あれ、お姉ちゃんが怪訝な表情だ。気持ちがだだ漏れだったのだろうか?
いやだなあ、心を読まないでほしい。
店に入ると、忙しそうにティアンネさんが出迎えてくれた。
「お! いらっしゃい。いつもありがとうね! ちょうど今、空いた席を片付けるから、少し待っていてくれないかい?」
「時間もありますので、大丈夫です。少し手伝いましょうか?」
「ああ、それは助かるね。給金は宿泊代金から天引きでいいかい?」
俺は有り難いと返事をして、みんなに座っておいてと伝えて手伝いを始めた。
お姉ちゃんも助太刀してくれる。俺はテーブルの上の食器の片付けと配膳を、お姉ちゃんは注文を取るウエイトレスだ。
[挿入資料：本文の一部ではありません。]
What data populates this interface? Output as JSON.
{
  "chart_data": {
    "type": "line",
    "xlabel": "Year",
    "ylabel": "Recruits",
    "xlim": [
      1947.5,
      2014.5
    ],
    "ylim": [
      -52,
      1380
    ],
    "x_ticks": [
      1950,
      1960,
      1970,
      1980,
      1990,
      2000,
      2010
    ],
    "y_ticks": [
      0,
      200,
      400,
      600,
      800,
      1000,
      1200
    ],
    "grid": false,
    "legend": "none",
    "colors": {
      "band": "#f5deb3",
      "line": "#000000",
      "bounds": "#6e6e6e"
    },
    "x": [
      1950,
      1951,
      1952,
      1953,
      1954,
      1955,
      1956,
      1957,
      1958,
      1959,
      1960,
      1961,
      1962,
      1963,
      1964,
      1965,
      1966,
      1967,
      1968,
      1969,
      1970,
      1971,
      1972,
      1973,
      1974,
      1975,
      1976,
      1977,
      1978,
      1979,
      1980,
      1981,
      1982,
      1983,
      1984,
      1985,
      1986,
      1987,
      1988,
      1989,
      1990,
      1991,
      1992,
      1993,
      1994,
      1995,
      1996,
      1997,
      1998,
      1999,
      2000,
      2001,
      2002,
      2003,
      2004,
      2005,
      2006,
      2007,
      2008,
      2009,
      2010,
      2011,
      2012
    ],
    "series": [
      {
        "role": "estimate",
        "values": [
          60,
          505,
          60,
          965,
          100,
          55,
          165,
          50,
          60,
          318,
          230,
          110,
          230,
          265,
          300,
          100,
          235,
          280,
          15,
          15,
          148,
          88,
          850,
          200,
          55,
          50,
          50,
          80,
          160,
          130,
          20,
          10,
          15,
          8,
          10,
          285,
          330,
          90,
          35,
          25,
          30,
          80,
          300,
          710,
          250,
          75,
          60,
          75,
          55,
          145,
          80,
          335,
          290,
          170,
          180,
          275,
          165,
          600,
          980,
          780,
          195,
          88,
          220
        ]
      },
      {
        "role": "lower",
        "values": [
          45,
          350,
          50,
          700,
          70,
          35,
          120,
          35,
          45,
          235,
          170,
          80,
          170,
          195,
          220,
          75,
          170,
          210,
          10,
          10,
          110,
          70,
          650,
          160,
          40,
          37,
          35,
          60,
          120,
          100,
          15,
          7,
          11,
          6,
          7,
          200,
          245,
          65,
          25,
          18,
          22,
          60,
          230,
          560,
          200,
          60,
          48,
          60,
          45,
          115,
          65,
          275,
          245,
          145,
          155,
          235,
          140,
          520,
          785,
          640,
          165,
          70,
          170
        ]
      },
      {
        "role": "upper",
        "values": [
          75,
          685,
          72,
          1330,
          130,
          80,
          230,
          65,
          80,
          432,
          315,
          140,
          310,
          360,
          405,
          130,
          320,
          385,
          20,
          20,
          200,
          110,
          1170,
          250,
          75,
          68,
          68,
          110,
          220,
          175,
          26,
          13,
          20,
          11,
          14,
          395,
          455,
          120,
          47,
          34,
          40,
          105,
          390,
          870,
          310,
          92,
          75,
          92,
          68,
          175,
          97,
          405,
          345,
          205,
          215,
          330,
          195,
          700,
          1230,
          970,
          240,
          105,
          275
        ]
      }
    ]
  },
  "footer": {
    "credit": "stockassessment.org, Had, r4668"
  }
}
テーブルの上を慣れない手つきで片付ける。あぁ落としそうっ!
オーダーされた料理を運ぶ。あぁこれは違う席の分だっ!
俺は何故かオーダーが増え続けていることに気が付いた。しかも高単価商品のスペシャルステーキ。
お客さんは増えていないはずなのに?
お姉ちゃんは大丈夫だろうかと周り見渡して姿を探す。
そこで我々はとんでもないものを見つけてしまったっ! いや、俺だけなんですけどね。
お姉ちゃんが、テーブルに座っているお客さんに注文を聞いていた。これは言葉だけで聞けば普通の状態だ。しかし、お姉ちゃんのニッコリスマイルは、あの冒険者ギルドの荒波にもまれた魔性の笑顔だ。
男性客などはもうそれだけでKOだ。一子相伝の世紀末覇者でさえ指先1つなので、これがいかに凄い事なのか推して知るべし。
そこで更に追撃がかかる。「ご注文は以上ですか? 今日はステーキがお得なんですよ」だ。
これが想像以上の攻撃力で、客は思わず「そ、それもお願いします」って声が上擦りながら言っちゃってる。
「ありがとうございまーす。本日のスペシャルメニュー、ステーキ入りまーす!!」
こうして、オーダーが増えていき、俺は必死に頑張った。
俺達がテーブルに着けたのは30分後だった。
ティアンネさんは喜んでくれて、ランチは全員分サービスにしてくれたのは嬉しい誤算だ。